A. I’m reluctant to deliver a short answer, but in a word: “No. No one is training a sharp eye, or a red pencil, on hospital costs.” At least, no one with the power to yell, “Stop! Enough, already…” Answered another way, indeed a small army of interested parties is watching in abject horror what is taking place in the health care field. However, no one in the power seats of government, certainly no one in the White House, currently is giving this national crisis a serious second look.

“It still has to get worse,” Dr. Timothy Johnson, the television doctor, recently told me. His sources say that following the 2008 presidential election, the flames of unrest should be burning high enough to finally dictate remedial action. Meantime, William D. (Bill) Novelli, the media smart CEO of AARP, is speaking out on the matter. In the January issue of his newspaper (AARP Bulletin), he writes: “One of the most important challenges facing our nation is fixing our broken health care system.”

(Please see Lindeman’s column of Jan. 5, beginning: “Knowledgeable and informed people agree on two things about out health care delivery system: 1) it is broken and sorely in need of rehabilitation. 2) This much-needed reform is not about to take place anytime soon.”)

Novelli introduces Dr. Henry E. Simmons, president of the National Coalition on Health Care, quoting the physician as saying the nation’s current problems are converging to create the so-called “perfect storm.” The three critical contributors include: 1) ever-rising costs; 2) increasing numbers of Americans without adequate insurance; 3) a poor quality of health care delivery.

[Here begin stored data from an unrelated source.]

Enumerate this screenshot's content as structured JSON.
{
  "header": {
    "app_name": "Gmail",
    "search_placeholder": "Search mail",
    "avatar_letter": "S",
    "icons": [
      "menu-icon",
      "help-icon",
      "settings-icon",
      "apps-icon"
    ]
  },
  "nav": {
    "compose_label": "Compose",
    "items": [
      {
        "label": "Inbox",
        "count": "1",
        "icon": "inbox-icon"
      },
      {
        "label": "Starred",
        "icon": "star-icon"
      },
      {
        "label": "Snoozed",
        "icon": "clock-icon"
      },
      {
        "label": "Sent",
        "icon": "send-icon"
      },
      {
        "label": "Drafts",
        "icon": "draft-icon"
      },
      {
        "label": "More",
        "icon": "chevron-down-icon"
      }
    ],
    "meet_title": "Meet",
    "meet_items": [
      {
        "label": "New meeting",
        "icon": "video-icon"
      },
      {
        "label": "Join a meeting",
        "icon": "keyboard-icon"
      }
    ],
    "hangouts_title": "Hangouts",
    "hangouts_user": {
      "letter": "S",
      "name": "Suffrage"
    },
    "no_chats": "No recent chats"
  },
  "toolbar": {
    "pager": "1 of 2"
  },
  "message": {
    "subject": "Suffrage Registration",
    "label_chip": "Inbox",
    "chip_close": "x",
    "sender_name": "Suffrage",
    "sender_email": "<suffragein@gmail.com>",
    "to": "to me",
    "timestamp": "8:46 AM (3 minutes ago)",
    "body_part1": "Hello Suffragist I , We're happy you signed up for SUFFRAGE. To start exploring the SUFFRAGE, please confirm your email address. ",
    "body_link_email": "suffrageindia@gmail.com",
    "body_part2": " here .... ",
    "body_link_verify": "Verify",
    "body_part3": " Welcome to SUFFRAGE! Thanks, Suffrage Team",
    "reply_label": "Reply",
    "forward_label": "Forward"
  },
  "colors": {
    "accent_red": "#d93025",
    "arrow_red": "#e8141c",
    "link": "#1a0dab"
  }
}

The aggressive Novelli, a welcome new player to the dialogue, concludes: “The system is beyond minor repair; we need fundamental reform. And we need it soon.”

“Change will come,” conclude investigative reporters Donald L. Bartlett and James B. Steele, writing in “Critical Condition” (Doubleday; 2004). The reasons: “The market system is a devastating failure, and nearly every major opinion poll finds health care at or near the top of Americans’ concerns.”

Meantime, an estimated 18,000 citizens die every year because they lack any medical insurance, and so ignore problems or address them too late. Odd, isn’t it, how our national compassion overflows for the Southeast Asian victims of a tsunami, yet we persist in permitting 44 million of our citizens to gamble their lives without any health insurance?